Les techniques. Le kata tenshingoso est l’exemple type d’une technique polyvalente. Il constitue un exercice "hygiénique" simple qui procure des bienfaits immédiats, il est facilement déclinable en de multiples techniques martiales (toutes, en théorie) et ses éléments sont organisés en une suite signifiante aisément interprétable en concepts de la vie de tous les jours. A chaque mouvement correspond un son qui contribue à l’exercice et le désigne:

U(m)

(bouche fermée)

Position "fermée", tête droite

A

Ouverture vers l’arrière puis le haut

É

Coupe et écartement vers l’avant

I

Rapprochement de chaque coté, "compression" vers l’avant et remontée

O

Large cercle balayant vers l’arrière, le bas puis l’avant

U(m)

(bouche fermée)

Retour à la position initiale

Comme ensemble de mouvements d’arts martiaux, le "A" représente, par exemple, l’élévation du sabre ou l’absorption d’une attaque; le " É" représente de nombreux mouvements de coupe ou de bloquage; le "I" figure l’ensemble des techniques de "pique" avant ou de contrôle vers le bas; et le "O" représente de multiples manières de recevoir une attaque et constitue lui-même une attaque redoutable. Pour être applicables, ces mouvements doivent être décomposés en sous-ensembles, éventuellement infléchis, combinés (séquentiellement mais aussi avec la droite et la gauche du corps) et enchaînés dans le flux d’un même déplacement. Ils constituent ainsi les éléments et la grammaire d’un "code cinétique" transversal permettant de décrire, actuellement ou potentiellement, les techniques de n’importe lequel des arts martiaux (i.e.Karaté, Judo, Kenjutsu, etc.) composant les différentes "branches" du Shintaido. Sur le plan symbolique, tenshingoso est envisagé comme déclinant en cinq mouvements les étapes d’un cycle d’accomplissement vital (le cycle des saisons, une vie humaine ou animale, un projet, etc.). Ainsi le "U(m)" premier symbolise la gestation, la préparation avant l’action; le "A", le début, la naissance, l’émergence; le " É", la réalisation, l’affirmation, la non-compromission; le "I", le rassemblement, le contrôle, le dépassement; le "O", l’abandon, le bilan, la transmission; et le "U(m)" final, le renoncement, le repos, le néant. A nouveau, nous nous trouvons en présence d’un vocabulaire et d’une grammaire particulière qui seront utilisés par les pratiquants pour "penser" ces cycles et leurs moments en même temps qu’ils s’accomplissent dans leur vie. Cette symbolique "incarnée" est largement enseignée, commentée et discutée dans l’école. Elle est située à l’interface entre le monde de la pratique (où l’efficacité physique de ces mouvements peut et doit être avérée au travers d’une variété d’exercices) et le monde des interactions sociales quotidiennes (où l’efficacité sociale des concepts et des "marqueurs somatiques" peut être testée, enrichie et renforcée). Elle permet ainsi l’émergence et le "remplissement" des symboles dans chacune de ces dimensions de l’existence individuelle, leur circulation et les opérations réflexives de validation/renforcement de l’une dans l’autre(11).

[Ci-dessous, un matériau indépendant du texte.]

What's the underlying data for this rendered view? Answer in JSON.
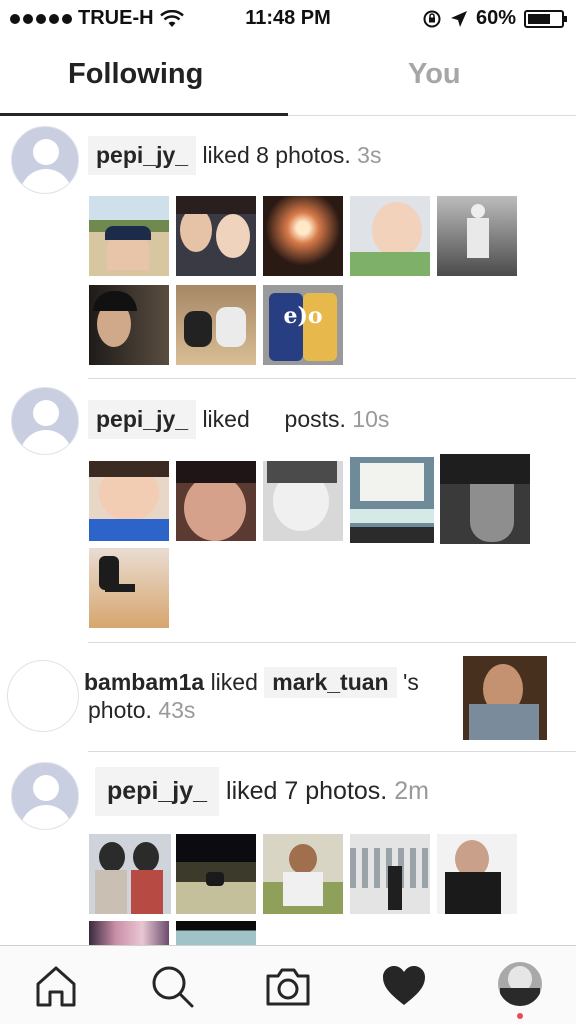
{
  "status_bar": {
    "carrier": "TRUE-H",
    "time": "11:48 PM",
    "battery_percent": "60%",
    "battery_level": 0.6
  },
  "tabs": [
    {
      "label": "Following",
      "active": true
    },
    {
      "label": "You",
      "active": false
    }
  ],
  "feed": [
    {
      "username": "pepi_jy_",
      "action": "liked 8 photos.",
      "time": "3s",
      "thumbnail_count": 8
    },
    {
      "username": "pepi_jy_",
      "action_part1": "liked",
      "action_part2": "posts.",
      "time": "10s",
      "thumbnail_count": 6
    },
    {
      "username": "bambam1a",
      "action": "liked",
      "target_user": "mark_tuan",
      "suffix": "'s",
      "line2": "photo.",
      "time": "43s"
    },
    {
      "username": "pepi_jy_",
      "action": "liked 7 photos.",
      "time": "2m",
      "thumbnail_count": 7
    }
  ],
  "bottom_nav": [
    {
      "icon": "home-icon"
    },
    {
      "icon": "search-icon"
    },
    {
      "icon": "camera-icon"
    },
    {
      "icon": "heart-icon",
      "active": true
    },
    {
      "icon": "profile-avatar"
    }
  ],
  "colors": {
    "text": "#262626",
    "muted": "#999999",
    "notification_dot": "#ed4956"
  }
}
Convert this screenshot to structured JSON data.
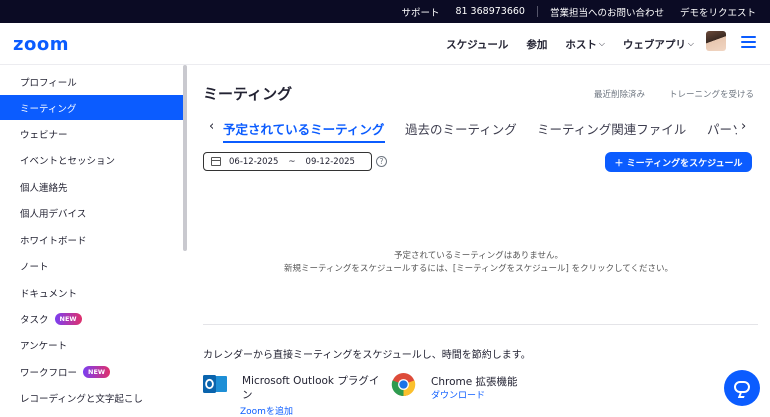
{
  "topbar": {
    "support": "サポート",
    "phone": "81 368973660",
    "contact_sales": "営業担当へのお問い合わせ",
    "request_demo": "デモをリクエスト"
  },
  "nav": {
    "logo": "zoom",
    "items": [
      {
        "label": "スケジュール",
        "dropdown": false
      },
      {
        "label": "参加",
        "dropdown": false
      },
      {
        "label": "ホスト",
        "dropdown": true
      },
      {
        "label": "ウェブアプリ",
        "dropdown": true
      }
    ],
    "avatar_icon": "user-avatar",
    "menu_icon": "hamburger-menu-icon"
  },
  "sidebar": {
    "items": [
      {
        "label": "プロフィール",
        "active": false,
        "badge": ""
      },
      {
        "label": "ミーティング",
        "active": true,
        "badge": ""
      },
      {
        "label": "ウェビナー",
        "active": false,
        "badge": ""
      },
      {
        "label": "イベントとセッション",
        "active": false,
        "badge": ""
      },
      {
        "label": "個人連絡先",
        "active": false,
        "badge": ""
      },
      {
        "label": "個人用デバイス",
        "active": false,
        "badge": ""
      },
      {
        "label": "ホワイトボード",
        "active": false,
        "badge": ""
      },
      {
        "label": "ノート",
        "active": false,
        "badge": ""
      },
      {
        "label": "ドキュメント",
        "active": false,
        "badge": ""
      },
      {
        "label": "タスク",
        "active": false,
        "badge": "NEW"
      },
      {
        "label": "アンケート",
        "active": false,
        "badge": ""
      },
      {
        "label": "ワークフロー",
        "active": false,
        "badge": "NEW"
      },
      {
        "label": "レコーディングと文字起こし",
        "active": false,
        "badge": ""
      }
    ]
  },
  "main": {
    "title": "ミーティング",
    "recently_deleted": "最近削除済み",
    "get_training": "トレーニングを受ける",
    "tabs": [
      {
        "label": "予定されているミーティング",
        "active": true
      },
      {
        "label": "過去のミーティング",
        "active": false
      },
      {
        "label": "ミーティング関連ファイル",
        "active": false
      },
      {
        "label": "パーソ",
        "active": false
      }
    ],
    "date_from": "06-12-2025",
    "date_sep": "~",
    "date_to": "09-12-2025",
    "schedule_button": "＋ ミーティングをスケジュール",
    "empty_line1": "予定されているミーティングはありません。",
    "empty_line2": "新規ミーティングをスケジュールするには、[ミーティングをスケジュール] をクリックしてください。",
    "promo_text": "カレンダーから直接ミーティングをスケジュールし、時間を節約します。",
    "outlook_title": "Microsoft Outlook プラグイン",
    "outlook_link": "Zoomを追加",
    "chrome_title": "Chrome 拡張機能",
    "chrome_link": "ダウンロード"
  },
  "colors": {
    "brand": "#0b5cff",
    "topbar_bg": "#0b0b24"
  }
}
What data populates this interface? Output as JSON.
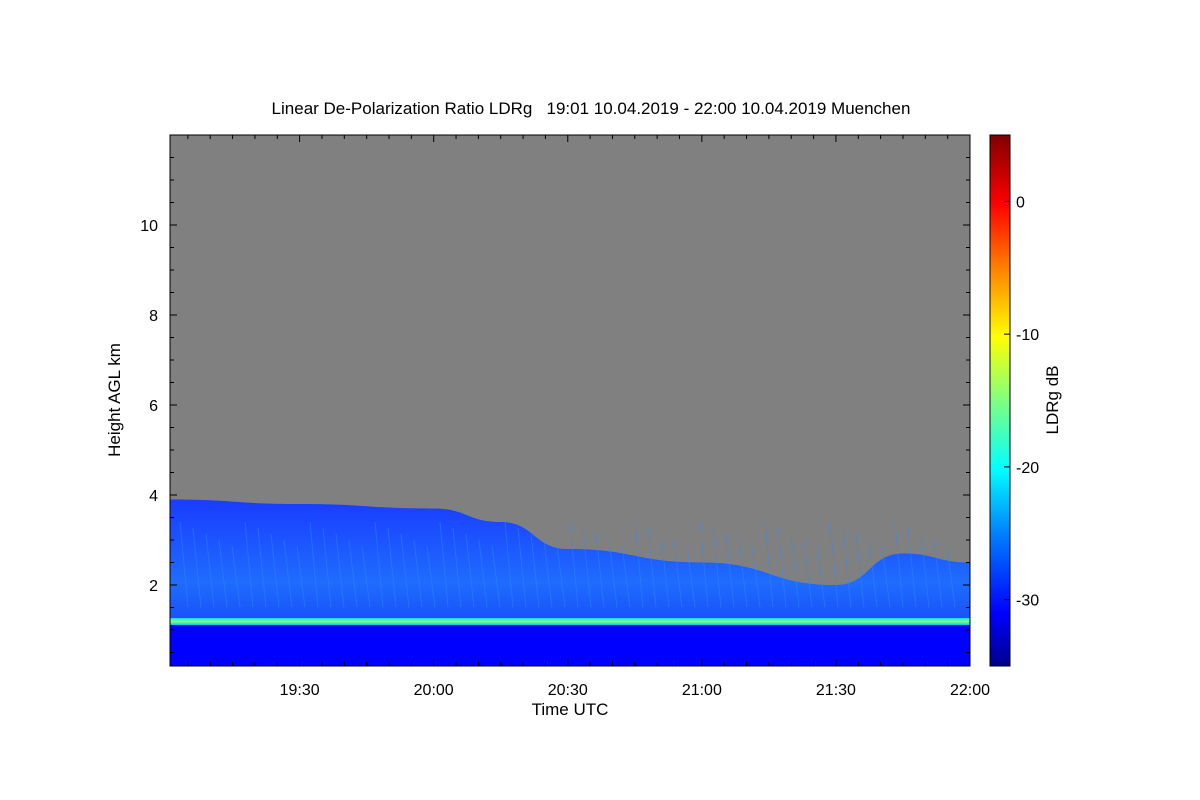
{
  "chart_data": {
    "type": "heatmap",
    "title": "Linear De-Polarization Ratio LDRg   19:01 10.04.2019 - 22:00 10.04.2019 Muenchen",
    "xlabel": "Time UTC",
    "ylabel": "Height AGL km",
    "xlim": [
      "19:01",
      "22:00"
    ],
    "ylim": [
      0.2,
      12
    ],
    "x_ticks": [
      "19:30",
      "20:00",
      "20:30",
      "21:00",
      "21:30",
      "22:00"
    ],
    "y_ticks": [
      2,
      4,
      6,
      8,
      10
    ],
    "grid": false,
    "colorbar": {
      "label": "LDRg dB",
      "range": [
        -35,
        5
      ],
      "ticks": [
        0,
        -10,
        -20,
        -30
      ],
      "colors": [
        "#00008b",
        "#0000ff",
        "#0080ff",
        "#00ffff",
        "#80ff80",
        "#ffff00",
        "#ff8000",
        "#ff0000",
        "#800000"
      ]
    },
    "no_signal_color": "#808080",
    "features": [
      {
        "kind": "cloud_layer",
        "ldr_db": -28,
        "top_km": [
          3.9,
          3.8,
          3.7,
          3.4,
          2.8,
          2.5,
          2.0,
          2.7,
          2.5
        ],
        "times": [
          "19:01",
          "19:30",
          "20:00",
          "20:15",
          "20:30",
          "21:00",
          "21:30",
          "21:45",
          "22:00"
        ]
      },
      {
        "kind": "layer_band",
        "ldr_db": -15,
        "height_km": 1.2
      }
    ]
  }
}
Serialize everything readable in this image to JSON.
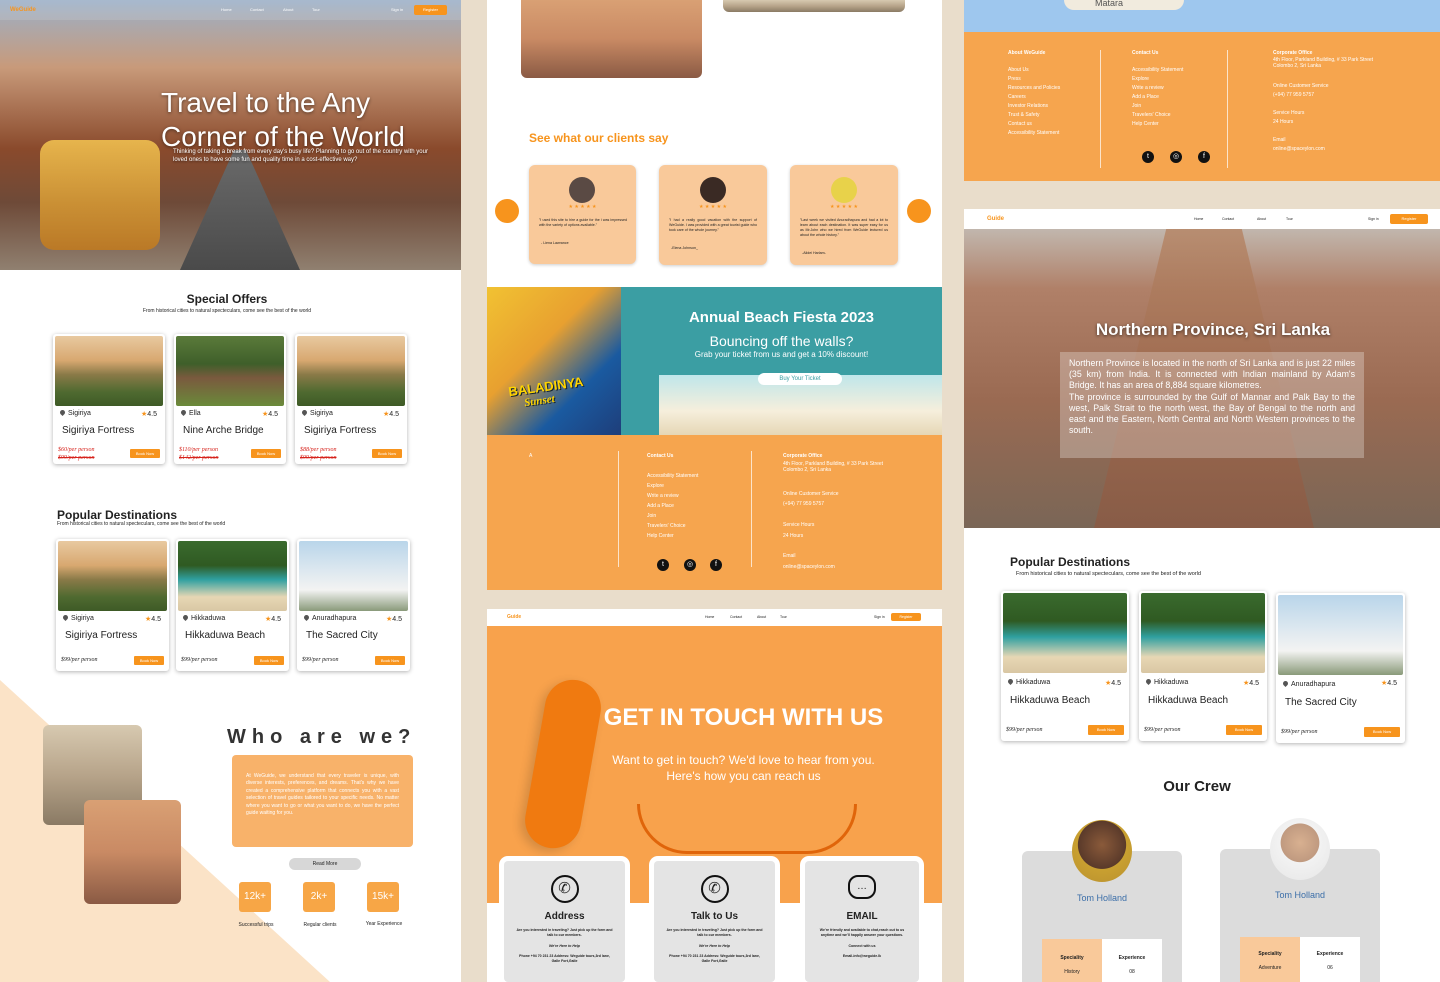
{
  "col1": {
    "nav": {
      "logo": "WeGuide",
      "items": [
        "Home",
        "Contact",
        "About",
        "Tour"
      ],
      "signin": "Sign in",
      "register": "Register"
    },
    "hero": {
      "title_l1": "Travel to the Any",
      "title_l2": "Corner of the World",
      "text": "Thinking of taking a break from every day's busy life? Planning to go out of the country with your loved ones to have some fun and quality time in a cost-effective way?"
    },
    "special": {
      "title": "Special Offers",
      "subtitle": "From historical cities to natural specteculars, come see the best of the world",
      "cards": [
        {
          "loc": "Sigiriya",
          "rating": "4.5",
          "name": "Sigiriya Fortress",
          "price": "$60/per person",
          "old": "$99/per person",
          "book": "Book Now"
        },
        {
          "loc": "Ella",
          "rating": "4.5",
          "name": "Nine Arche Bridge",
          "price": "$110/per person",
          "old": "$142/per person",
          "book": "Book Now"
        },
        {
          "loc": "Sigiriya",
          "rating": "4.5",
          "name": "Sigiriya Fortress",
          "price": "$88/per person",
          "old": "$99/per person",
          "book": "Book Now"
        }
      ]
    },
    "popular": {
      "title": "Popular Destinations",
      "subtitle": "From historical cities to natural specteculars, come see the best of the world",
      "cards": [
        {
          "loc": "Sigiriya",
          "rating": "4.5",
          "name": "Sigiriya Fortress",
          "price": "$99/per person",
          "book": "Book Now"
        },
        {
          "loc": "Hikkaduwa",
          "rating": "4.5",
          "name": "Hikkaduwa Beach",
          "price": "$99/per person",
          "book": "Book Now"
        },
        {
          "loc": "Anuradhapura",
          "rating": "4.5",
          "name": "The Sacred City",
          "price": "$99/per person",
          "book": "Book Now"
        }
      ]
    },
    "who": {
      "title": "Who are we?",
      "text": "At WeGuide, we understand that every traveler is unique, with diverse interests, preferences, and dreams. That's why we have created a comprehensive platform that connects you with a vast selection of travel guides tailored to your specific needs. No matter where you want to go or what you want to do, we have the perfect guide waiting for you.",
      "read_more": "Read More",
      "stats": [
        {
          "value": "12k+",
          "label": "Successful trips"
        },
        {
          "value": "2k+",
          "label": "Regular clients"
        },
        {
          "value": "15k+",
          "label": "Year Experience"
        }
      ]
    }
  },
  "col2": {
    "clients": {
      "title": "See what our clients say",
      "stars": "★ ★ ★ ★ ★",
      "reviews": [
        {
          "text": "\"I used this site to hire a guide for the i was impressed with the variety of options available.\"",
          "author": "- Liena Lawrance"
        },
        {
          "text": "\"I had a really good vacation with the support of WeGuide. I was provided with a great tourist guide who took care of the whole journey.\"",
          "author": "-Elena Johnson_"
        },
        {
          "text": "\"Last week we visited Anuradhapura and had a lot to learn about each destination. It was super easy for us as Mr.John who we hired from WeGuide lectured us about the whole history.\"",
          "author": "-Alidei Harlam-"
        }
      ]
    },
    "promo": {
      "title": "Annual Beach Fiesta 2023",
      "sub": "Bouncing off the walls?",
      "text": "Grab your ticket from us and get a 10% discount!",
      "btn": "Buy Your Ticket",
      "logo_line1": "BALADINYA",
      "logo_line2": "Sunset"
    },
    "footer": {
      "contact_title": "Contact Us",
      "links": [
        "Accessibility Statement",
        "Explore",
        "Write a review",
        "Add a Place",
        "Join",
        "Travelers' Choice",
        "Help Center"
      ],
      "corp_title": "Corporate Office",
      "corp_addr": "4th Floor, Parkland Building, # 33 Park Street Colombo 2, Sri Lanka",
      "service_title": "Online Customer Service",
      "phone": "(+94) 77 959 5757",
      "hours_title": "Service Hours",
      "hours": "24 Hours",
      "email_title": "Email",
      "email": "online@spaceylon.com"
    },
    "nav": {
      "logo": "Guide",
      "items": [
        "Home",
        "Contact",
        "About",
        "Tour"
      ],
      "signin": "Sign in",
      "register": "Register"
    },
    "touch": {
      "title": "GET IN TOUCH WITH US",
      "line1": "Want to get in touch? We'd love to hear from you.",
      "line2": "Here's how you can reach us",
      "cards": [
        {
          "title": "Address",
          "text": "Are you interested in traveling? Just pick up the form and talk to our members.",
          "sub": "We're Here to Help",
          "detail": "Phone +94 70 231 23 Address: Weguide tours,3rd lane, Galle Fort,Galle"
        },
        {
          "title": "Talk to Us",
          "text": "Are you interested in traveling? Just pick up the form and talk to our members.",
          "sub": "We're Here to Help",
          "detail": "Phone +94 70 231 23 Address: Weguide tours,3rd lane, Galle Fort,Galle"
        },
        {
          "title": "EMAIL",
          "text": "We're friendly and available to chat,reach out to us anytime and we'll happily answer your questions.",
          "sub": "Connect with us",
          "detail": "Email-info@weguide.lk"
        }
      ]
    }
  },
  "col3": {
    "map": {
      "label": "Matara"
    },
    "footer": {
      "about_title": "About WeGuide",
      "about_links": [
        "About Us",
        "Press",
        "Resources and Policies",
        "Careers",
        "Investor Relations",
        "Trust & Safety",
        "Contact us",
        "Accessibility Statement"
      ],
      "contact_title": "Contact Us",
      "contact_links": [
        "Accessibility Statement",
        "Explore",
        "Write a review",
        "Add a Place",
        "Join",
        "Travelers' Choice",
        "Help Center"
      ],
      "corp_title": "Corporate Office",
      "corp_addr": "4th Floor, Parkland Building, # 33 Park Street Colombo 2, Sri Lanka",
      "service_title": "Online Customer Service",
      "phone": "(+94) 77 959 5757",
      "hours_title": "Service Hours",
      "hours": "24 Hours",
      "email_title": "Email",
      "email": "online@spaceylon.com"
    },
    "nav": {
      "logo": "Guide",
      "items": [
        "Home",
        "Contact",
        "About",
        "Tour"
      ],
      "signin": "Sign in",
      "register": "Register"
    },
    "province": {
      "title": "Northern Province, Sri Lanka",
      "p1": "Northern Province is located in the north of Sri Lanka and is just 22 miles (35 km) from India. It is connected with Indian mainland by Adam's Bridge. It has an area of 8,884 square kilometres.",
      "p2": "The province is surrounded by the Gulf of Mannar and Palk Bay to the west, Palk Strait to the north west, the Bay of Bengal to the north and east and the Eastern, North Central and North Western provinces to the south."
    },
    "popular": {
      "title": "Popular Destinations",
      "subtitle": "From historical cities to natural specteculars, come see the best of the world",
      "cards": [
        {
          "loc": "Hikkaduwa",
          "rating": "4.5",
          "name": "Hikkaduwa Beach",
          "price": "$99/per person",
          "book": "Book Now"
        },
        {
          "loc": "Hikkaduwa",
          "rating": "4.5",
          "name": "Hikkaduwa Beach",
          "price": "$99/per person",
          "book": "Book Now"
        },
        {
          "loc": "Anuradhapura",
          "rating": "4.5",
          "name": "The Sacred City",
          "price": "$99/per person",
          "book": "Book Now"
        }
      ]
    },
    "crew": {
      "title": "Our Crew",
      "members": [
        {
          "name": "Tom Holland",
          "spec_label": "Speciality",
          "spec": "History",
          "exp_label": "Experience",
          "exp": "08"
        },
        {
          "name": "Tom Holland",
          "spec_label": "Speciality",
          "spec": "Adventure",
          "exp_label": "Experience",
          "exp": "06"
        }
      ]
    }
  },
  "colors": {
    "accent": "#f7941d",
    "footer": "#f6a54e",
    "teal": "#3b9ea3"
  }
}
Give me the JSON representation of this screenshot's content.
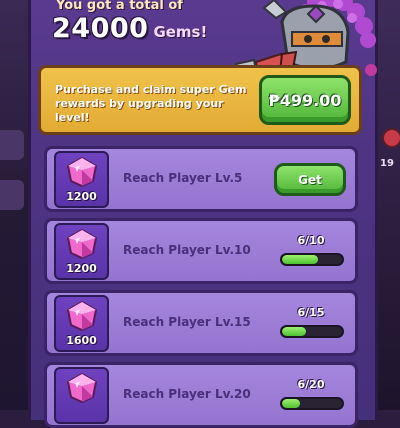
{
  "header": {
    "line1": "You got a total of",
    "amount": "24000",
    "unit": "Gems!"
  },
  "offer": {
    "text": "Purchase and claim super Gem rewards by upgrading your level!",
    "price": "₱499.00"
  },
  "side": {
    "badge_count": "19"
  },
  "rewards": [
    {
      "gems": "1200",
      "label": "Reach Player Lv.5",
      "status": "claimable",
      "button": "Get"
    },
    {
      "gems": "1200",
      "label": "Reach Player Lv.10",
      "status": "progress",
      "progress_text": "6/10",
      "progress": 0.6
    },
    {
      "gems": "1600",
      "label": "Reach Player Lv.15",
      "status": "progress",
      "progress_text": "6/15",
      "progress": 0.4
    },
    {
      "gems": "",
      "label": "Reach Player Lv.20",
      "status": "progress",
      "progress_text": "6/20",
      "progress": 0.3
    }
  ],
  "colors": {
    "panel": "#5b3b91",
    "offer": "#f0c24a",
    "button_green": "#4fb53a",
    "row": "#a586dd",
    "gem": "#f06acb"
  },
  "icons": [
    "gem-icon",
    "knight-mascot"
  ]
}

Pour illustrer plus avant le processus par lequel se développe l’extension des techniques (tenshingoso n’étant qu’une des nombreuses techniques des curriculums du Shintaido), j’ai choisi d’exposer deux des aspects majeurs de la pratique martiale: l’inscription dans l’espace et l’inscription dans le temps des situations. Je l’ai dit, les pratiques agonales se produisant dans le dojo sont sans concession (principe de réalité). Pour préserver la civilité des relations, elles sont néanmoins encadrées par un ensemble d’obligations(12). Par ailleurs, à mesure que le pratiquant progresse en ancienneté et en expertise, il est encouragé à prendre en charge certains services annexes de la pratique. Or, il s’avère que la bonne exécution de ces services requiert (et donc développe) la maîtrise des mêmes capacités que celles requises (donc développées) par les techniques martiales.

Ainsi, la conscience de l’espace d’exercice et de ses éventuels dangers (objets ou parties en saillie, etc.), comme du positionnement des différents pratiquants, doit être parfaite si l’on veut éviter de se blesser et être toujours positionné à son avantage. Par ailleurs, il est fortement recommandé de participer au nettoyage de l’espace de pratique (fait avant chaque pratique selon une technique particulièrement laborieuse). Or, il s’avère, à l’expérience, que, sous l’apparence d’une humble tâche, le nettoyage du dojo, en permettant d’explorer chaque centimètre de l’espace, constitue le moyen le plus sûr de développer rapidement une telle capacité de "perception et de représentation spatiale". Cette capacité devient indispensable lorsque, avec l’ancienneté, on est exposé à des pratiques de plus en plus intensives. A moyen terme, l’excellence venant et les espaces variant, le pratiquant développe une véritable compétence à prendre rapidement la mesure de tout espace dans lequel il est amené à évoluer, d’y évaluer la disposition des objets et des personnes, de s’y positionner à tout instant et de s’y déplacer de la manière la plus efficace (en utilisant les savoir-faire issus de la pratique de tenshingoso, par exemple). Transférée dans l’espace social, nous le savons depuis E. T. Hall [1971], une telle disposition à jouer de la spatialité des interactions dans les circonstances de la vie quotidienne est susceptible de rendre d’importants services.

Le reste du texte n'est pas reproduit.